The main seasonal conflict is Paul Young's revenge plan to open a halfway house for ex-convicts. The residents of Wisteria Lane, standing in for the idealized American suburb, react with intense hostility and panic, leading to an all-out street riot. This plot directly critiques the underlying selfishness and hypocrisy of the neighborhood's 'community values' and frames the Western suburban facade as fundamentally corrupt and self-destructing.

Feminism8/10

The female characters are depicted as the dominant forces in their homes and careers. Lynette continues to exercise control over Tom's job and professional trajectory, which emasculates him. Renee, the new character, is a wealthy, non-mothering interior designer who initially criticizes Lynette’s life as a housewife.

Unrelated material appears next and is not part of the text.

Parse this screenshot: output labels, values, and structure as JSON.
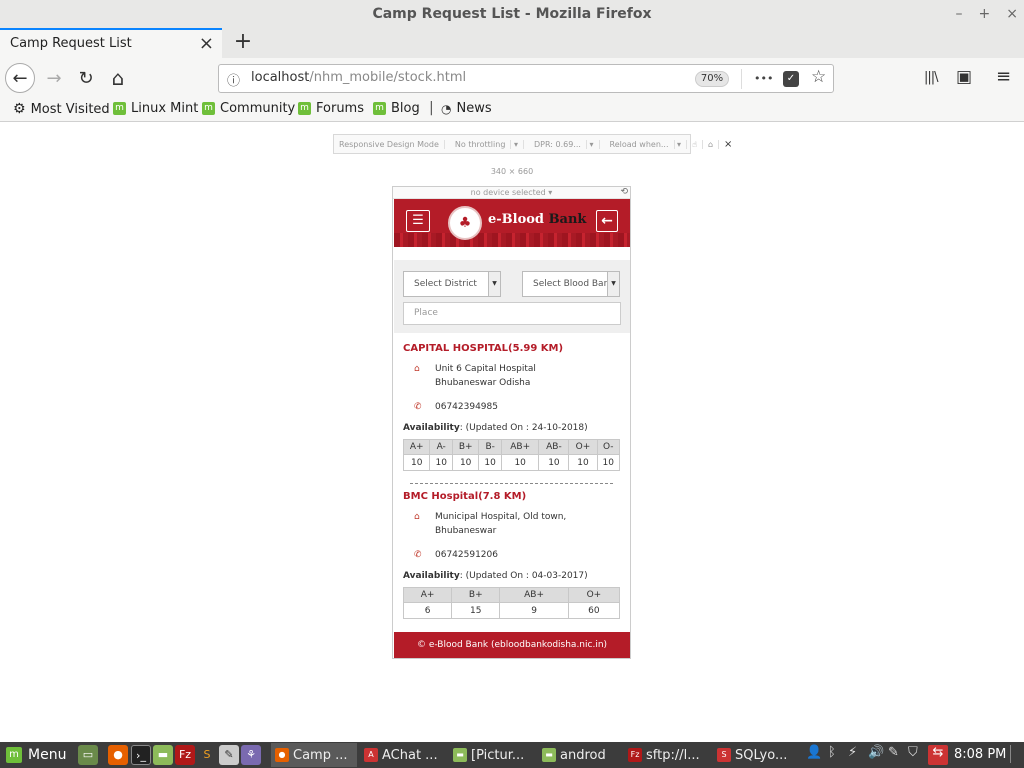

The women are the architects of their own lives, driven by career, financial, and sexual desires, positioning motherhood as a source of pain (Gabrielle's birth-swap grief) or a secondary concern to independence.

LGBTQ+2/10

The gay couple Bob and Lee are established, normal parts of the community. They are shown to be self-interested and opportunistic, which makes them flawed characters judged on merit, not idealized as flawless representatives of sexual identity. A subplot involving Bree suspecting her boyfriend is gay is treated as a minor, quickly resolved comedic confusion, not a platform for political discussion. The nuclear family remains the normative structure in focus.

Anti-Theism7/10

Bree is the primary religious character, a Presbyterian, yet she is consistently a moral hypocrite, engaging in lies, alcoholism, and promiscuity. Her religion is portrayed as a facade that only serves her social standing. The Housewives' moral universe is entirely subjective, with characters committing murder and other sins, but remaining the protagonists, positioning loyalty to friends as the highest moral law, overriding any objective or transcendent moral code.